Mas ele próprio, Luiz Travassos, mais ou menos na mesma hora em que o Volks rodava por Salvador, estava ainda na estação rodoviária no Rio de Janeiro, completamente exposto, como dizem eles, discutindo com a moça de um guichê. Dormiu demais, perdeu o ônibus. Não tinha nada de bagagem e absolutamente nenhum tostão no bolso. E queria fazer valer a passagem para o ônibus seguinte.

Luis Travassos, 22 anos, é um moço magrelo, meio alto, de voz e sorriso muito calmos, mas que numa assembléia ou concentração de estudantes se transforma. “Falando é um leão”, dizem dele. Nasceu para as políticas de estudantes na Faculdade de Direito da Universidade Católica de São Paulo. De lá foi eleito presidente da UEE-SP. E, depois desse dia, trocou uma casa confortável no bairro de Santo Amaro, na capital paulista, por uma vida corrida de reuniões, prisões, discursos e fuga da polícia.

Seu pai, pequeno industrial, não o viu mais. Luis mora em qualquer casa, veste qualquer roupa. Está sempre meio sujo, meio barbudo, só troca de camisa quando a noiva consegue achar alguém que vai encontrá-lo e manda uma. Dinheiro, está sempre sem nenhum. Não procura a família, para não “complicar o pessoal”, mas não consegue esconder um pouquinho de emoção, um certo olhar para cima, quando fala deles:

– Eu tenho esperança de que logo haja liberdade para vê-los, sem deixar de fazer o que faço atualmente.

Pois naquela manhã na rodoviária, a sorte de Luis foi que apareceu outro líder estudantil com o mesmo destino, Salvador, levado até a rodoviária num carro “especial”. Travassos aproveitou o carro e conseguiu alcançar seu ônibus alguns quilômetros adiante. Mas esqueceu  de pedir dinheiro emprestado, e fez suas trinta horas de viagem sem comer um único sanduíche.

E o Sr. Travassos precisava chegar de qualquer jeito, pois, sendo o líder de um dos lados UNE, tinha que estar lá, para tentar fazer valer seus pontos de vista, dentro da UNE dividida.

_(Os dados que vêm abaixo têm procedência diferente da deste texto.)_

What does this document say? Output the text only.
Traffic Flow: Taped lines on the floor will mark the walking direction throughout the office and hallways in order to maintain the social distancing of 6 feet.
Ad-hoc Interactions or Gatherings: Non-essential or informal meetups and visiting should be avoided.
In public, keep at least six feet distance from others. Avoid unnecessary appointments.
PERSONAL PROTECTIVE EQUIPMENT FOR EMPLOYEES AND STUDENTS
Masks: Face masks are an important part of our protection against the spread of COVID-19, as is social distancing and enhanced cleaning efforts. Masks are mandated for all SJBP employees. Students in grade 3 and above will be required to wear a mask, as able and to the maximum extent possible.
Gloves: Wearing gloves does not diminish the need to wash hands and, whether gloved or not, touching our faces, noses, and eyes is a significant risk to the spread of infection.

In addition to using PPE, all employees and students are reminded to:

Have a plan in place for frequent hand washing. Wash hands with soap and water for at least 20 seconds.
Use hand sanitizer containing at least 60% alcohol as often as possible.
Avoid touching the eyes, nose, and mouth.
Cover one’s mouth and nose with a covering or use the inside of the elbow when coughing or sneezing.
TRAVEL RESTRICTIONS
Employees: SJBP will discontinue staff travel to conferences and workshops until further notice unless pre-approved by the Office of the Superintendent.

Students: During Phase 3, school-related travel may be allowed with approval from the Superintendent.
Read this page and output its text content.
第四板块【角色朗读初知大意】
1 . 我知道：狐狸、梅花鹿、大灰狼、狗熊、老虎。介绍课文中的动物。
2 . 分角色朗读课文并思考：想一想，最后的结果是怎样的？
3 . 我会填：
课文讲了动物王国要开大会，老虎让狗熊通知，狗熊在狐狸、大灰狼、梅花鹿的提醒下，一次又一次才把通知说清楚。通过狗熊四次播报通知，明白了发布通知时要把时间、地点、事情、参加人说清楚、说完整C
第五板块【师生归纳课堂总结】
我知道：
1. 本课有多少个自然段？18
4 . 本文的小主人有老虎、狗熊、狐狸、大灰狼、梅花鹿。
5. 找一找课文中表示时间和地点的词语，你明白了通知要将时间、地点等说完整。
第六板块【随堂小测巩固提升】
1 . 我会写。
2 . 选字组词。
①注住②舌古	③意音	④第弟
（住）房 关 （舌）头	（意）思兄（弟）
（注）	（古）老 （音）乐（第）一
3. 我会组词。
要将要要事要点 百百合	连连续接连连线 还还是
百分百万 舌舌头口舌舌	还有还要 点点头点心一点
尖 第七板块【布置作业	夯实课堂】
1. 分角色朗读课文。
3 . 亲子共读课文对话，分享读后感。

Essa divisão começou logo depois do 29º Congresso, no ano passado, em São Paulo, quando Travassos foi eleito, junto com outros novos diretores. A diretoria deveria escolher um representante brasileiro para a OCLAE, Organização Continental Latino-Americana de Estudantes, com sede em Cuba. Travassos e mais três diretores apoiavam o nome do estudante José Jarbas Cerqueira. Os outros seis não discordavam, Mas queriam que houvesse mais representantes, em rodízio. Travassos, em minoria dentro da diretoria, resolveu convocar o Conselho para discutir a questão, onde conseguiu maioria. José Jarbas é hoje o representante dos estudantes brasileiros na OCLAE. Os outros seis diretores não gostaram do golpe. A UNE e todo o  movimento universitário começou então a se dividir, chegando a tal ponto que logo, logo, pode ser que haja duas UNEs.

Mais divisões

– Mulher que chega num põe mais nem a cara na janela.

– Qué isso? Por que?

– Ordem da Comissão de Segurança. Você já viu retiro de padres que tem mulher no meio?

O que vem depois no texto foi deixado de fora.